The absence of border control at internal Schengen borders figures as core symbol of the European integration process. It is at the core of Schengen policy and regulated in law by the Schengen Borders Code. At the same time, recent years have not only seen a more frequent introduction of border control measures by member states, but also a call for an enhancement of ‘alternative measures’ in policy, reflected also in ongoing legislative reforms. In my presentation I argue for the fruitful entanglement of the methodological approach of “studying through” in policy research (Wright and Reinhold 2011) and of anthropological approaches to legal pluralism, which provide an analytical lens attentive to temporality and space, law-as-text and law-as-practice (e.g. Benda-Beckmann, Benda-Beckmann).
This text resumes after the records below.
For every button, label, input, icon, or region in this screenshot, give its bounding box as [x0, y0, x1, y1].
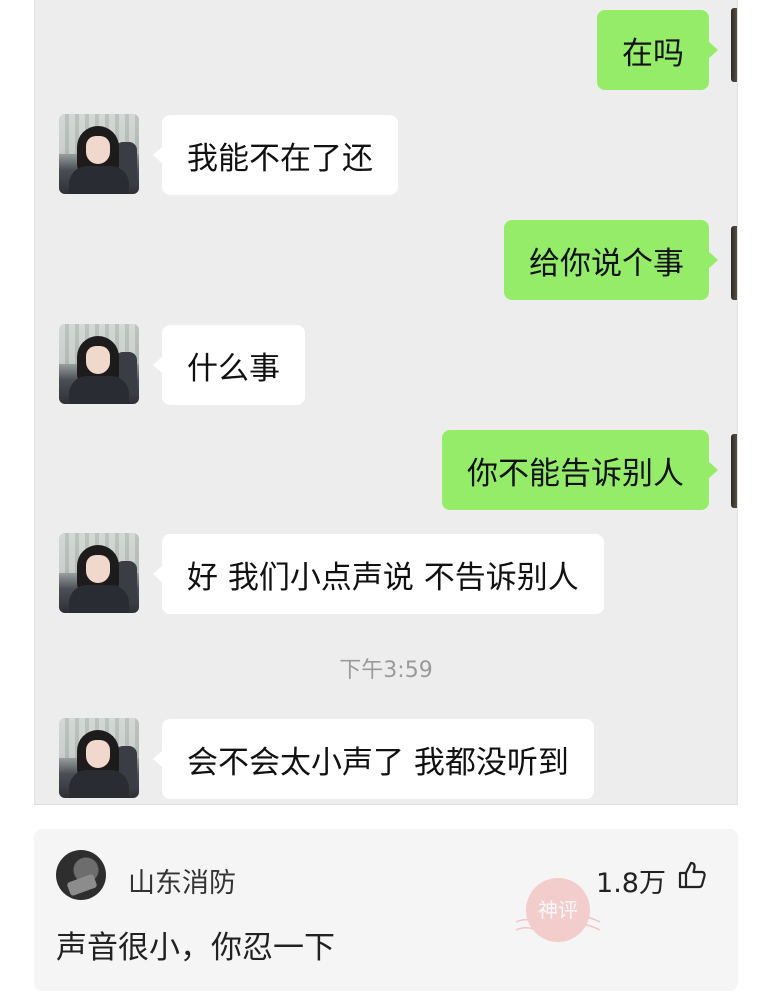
- contact-avatar: [59, 114, 139, 194]
- message-bubble-incoming: 什么事: [153, 325, 305, 405]
- contact-avatar: [59, 718, 139, 798]
- message-bubble-incoming: 会不会太小声了 我都没听到: [153, 719, 594, 799]
- contact-avatar: [59, 533, 139, 613]
- message-bubble-outgoing: 你不能告诉别人: [442, 430, 718, 510]
- top-comment-card: 山东消防 神评 1.8万 声音很小，你忍一下: [34, 829, 738, 991]
- comment-text: 声音很小，你忍一下: [56, 930, 335, 966]
- chat-screenshot: 在吗 我能不在了还 给你说个事 什么事 你不能告诉别人 好 我们小点声说 不告诉…: [34, 0, 738, 805]
- commenter-name[interactable]: 山东消防: [128, 861, 236, 900]
- thumbs-up-icon[interactable]: [676, 859, 708, 891]
- sender-avatar-edge: [731, 226, 737, 300]
- contact-avatar: [59, 324, 139, 404]
- message-bubble-outgoing: 给你说个事: [504, 220, 718, 300]
- message-bubble-incoming: 好 我们小点声说 不告诉别人: [153, 534, 604, 614]
- sender-avatar-edge: [731, 8, 737, 82]
- badge-label: 神评: [538, 898, 578, 922]
- message-bubble-incoming: 我能不在了还: [153, 115, 398, 195]
- message-bubble-outgoing: 在吗: [597, 10, 718, 90]
- featured-comment-badge: 神评: [515, 878, 601, 942]
- like-count: 1.8万: [596, 868, 666, 899]
- message-timestamp: 下午3:59: [339, 658, 433, 683]
- sender-avatar-edge: [731, 434, 737, 508]
- commenter-avatar[interactable]: [56, 850, 106, 900]
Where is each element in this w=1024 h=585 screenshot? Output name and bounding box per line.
While EU law (Graziadei 2022) and state-sanctioned law enforcement have been less frequent objects of study in legal anthropology, both fields of inquiry and their entanglement provide valuable insights into an anthropology of Europe and beyond.
Paper Short Abstract:
This paper analysis the changes in perception and function of on farm pig-slaughter in the light of the application of agricultural and sanitary legal norms in Catalonia, Spain. The study shows how the legal confusion in the interpretation of laws reflects and promotes socio-cultural change.
Paper Abstract:
This paper analysis the changes in perception and function of on farm pig-slaughter in the light of the application of agricultural and sanitary legal norms in Catalonia, Spain, as well as the Common Agricultural Policy. The aim is to demonstrate how this rural practice, which was widely accepted as "normal" forty years ago, is gradually disappearing and is now viewed as cruel anachronism by the majority of society. Additionally the paper explores how the practice has been marginalised, made invisible and criminalised by state institutions. The focus is on the shift from perceiving on-farm pig slaughter as legal to considering it prohibited due to a lack of appropriate regulations, and on how the legal confusion around this practice has been constructed. The study of laws, regulations, their interpretation, enforcement and social reception helps us to understand how public policies reflect and, at the same time, promote (not necessarily intentionally) socio-cultural change.
Inspired by Silbey’s argument that constitutive/cultural analysis of legal consciousness helps to describe processes by which “law contributes to the articulation of meanings and values in daily life” we want to analyse how law, legality and public policies relate to each other in the process of socio-cultural change. If we understand the law and legality as part of public policy conceptualized as dispositive, in the interpretative approach, the analysis of plurality of narratives about legality can shed lite on the social life of public policies, and therefore on socio-cultural tendencies in which the norms are developed.